Monday, January 23, 2017

2017 NDAA addresses ship scrapping, maritime heritage funding



An update to earlier posts related to the legislative actions surrounding the National Defense Authorization Act of 2017. Public Law 114-328 was signed into law by President Obama on 23 December 2016, a month ago today. The text of the NDAA is located here: https://www.congress.gov/bill/114th-congress/senate-bill/2943/text

The language related to STORIS and ship disposition is located under Section 3507 -- Use of National Defense Reserve Fleet Scrapping Proceeds. As you may recall, the specific language dealing with STORIS and many aspects of the underhanded actions of MARAD and other federal agencies was systematically stripped from the draft language by career bureaucrats and legislators sympathetic to MARAD and unfriendly to our position. That forced our side to pursue the legislative angles we were interested in on behalf of STORIS in a piecemeal fashion and without specific reference to STO.

As far as Maritime Heritage Grant Funding, Section 3507 returns decision-making authority regarding maritime heritage grant funding to the Department of Interior (National Park Service). The National Maritime Heritage Act of 1994 created the maritime heritage grant program.  The program was supposed to be funded by 25% of the proceeds from the sale of obsolete vessels located in the National Defense Reserve Fleet. The Department of Interior was responsible for determining the disposition of these funds. In recent years, MARAD has instead been hoarding the money.

In 2009, on behalf of the Maritime Administration, Congress amended the National Maritime Heritage Act and directed that MARAD not the Department of Interior determine how the maritime heritage grant funds were to be allocated.  MARAD then used the funds to collect agency employee oral histories and repair models within its own collection.

Now that authority has been rightfully returned to the Department of Interior/National Park Service, which means that there will now be more funds available for the 1000+ maritime heritage organizations that are already struggling to find funding in this tight economy. 

Section 3507 also requires MARAD to create an annual list of all government vessels available for disposal in the next five years.  This inventory will give MARAD greater awareness of the number and type of vessels for which it will be responsible.

Such a request was already posted to CG RADM Joseph Vojvodich by Congressman Garret Graves (R-La.) during a hearing last February.
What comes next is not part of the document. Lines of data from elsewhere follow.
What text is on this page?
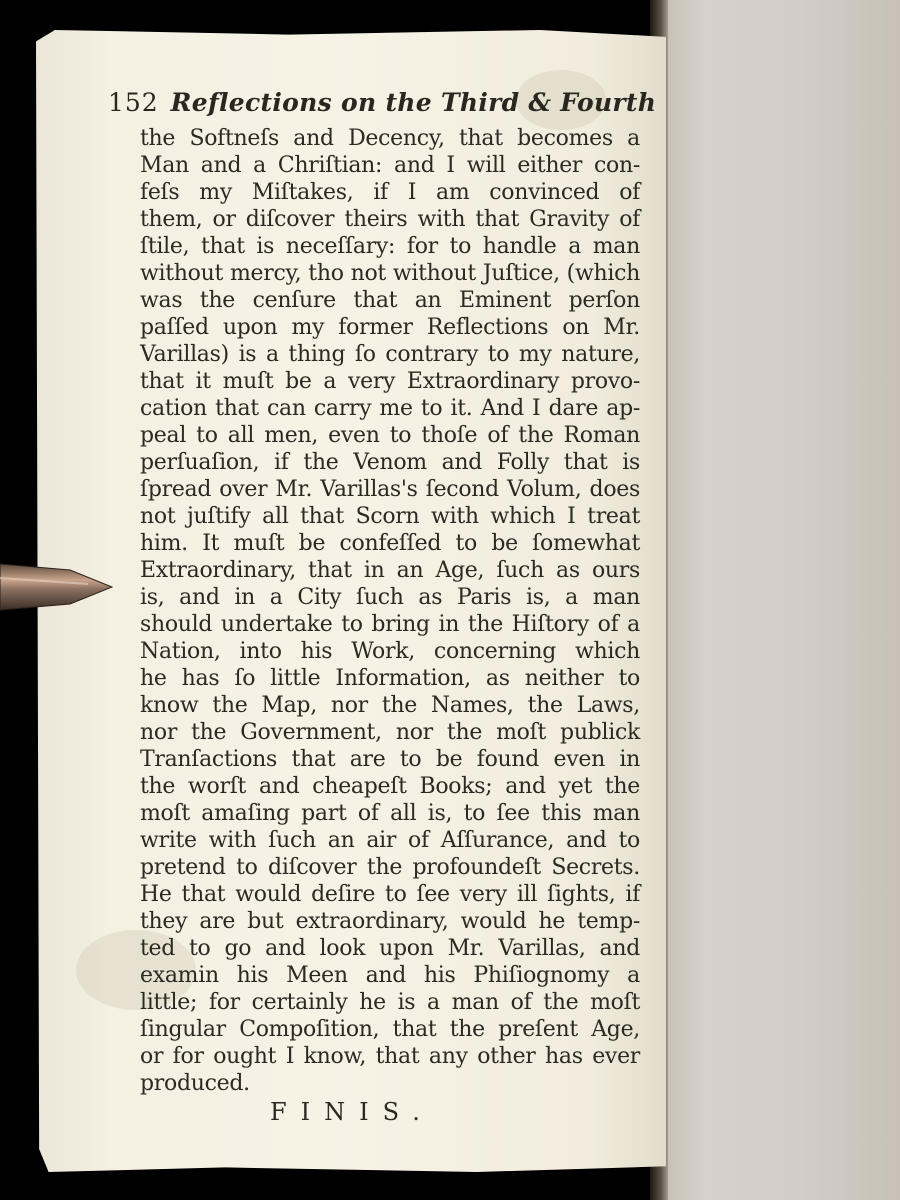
152 Reflections on the Third & Fourth
the Softneſs and Decency, that becomes a
Man and a Chriſtian: and I will either con-
feſs my Miſtakes, if I am convinced of
them, or diſcover theirs with that Gravity of
ſtile, that is neceſſary: for to handle a man
without mercy, tho not without Juſtice, (which
was the cenſure that an Eminent perſon
paſſed upon my former Reflections on Mr.
Varillas) is a thing ſo contrary to my nature,
that it muſt be a very Extraordinary provo-
cation that can carry me to it. And I dare ap-
peal to all men, even to thoſe of the Roman
perſuaſion, if the Venom and Folly that is
ſpread over Mr. Varillas's ſecond Volum, does
not juſtify all that Scorn with which I treat
him. It muſt be confeſſed to be ſomewhat
Extraordinary, that in an Age, ſuch as ours
is, and in a City ſuch as Paris is, a man
should undertake to bring in the Hiſtory of a
Nation, into his Work, concerning which
he has ſo little Information, as neither to
know the Map, nor the Names, the Laws,
nor the Government, nor the moſt publick
Tranſactions that are to be found even in
the worſt and cheapeſt Books; and yet the
moſt amaſing part of all is, to ſee this man
write with ſuch an air of Aſſurance, and to
pretend to diſcover the profoundeſt Secrets.
He that would deſire to ſee very ill ſights, if
they are but extraordinary, would he temp-
ted to go and look upon Mr. Varillas, and
examin his Meen and his Phiſiognomy a
little; for certainly he is a man of the moſt
ſingular Compoſition, that the preſent Age,
or for ought I know, that any other has ever
produced.
FINIS.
This was within the context of a discussion about CG Cutters during which STORIS’ illegal export to Mexico was specifically brought up by Congressman Graves. I am looking to see if there is any update to that request of the CG. If a response is available, I will share what I find.

The law also creates the expectation that MARAD, not GSA, is the federal agency responsible for the disposal of obsolete vessels. This is a huge development as GSA should never have been involved with the disposition of STORIS as her tonnage exceeded the 1,500-ton statutory limit to GSA’s involvement. Above that limit, MARAD should have had jurisdiction as the federal government’s lone authority for government ship disposal. This also applied to the 2011 excessing and disposition through auction of the CGC ACUSHNET and several NOAA research ships auctioned throughout 2014 and 2015.


Lastly, entities interested in acquiring an obsolete vessel for museum purposes will now have more information about which ships will be available.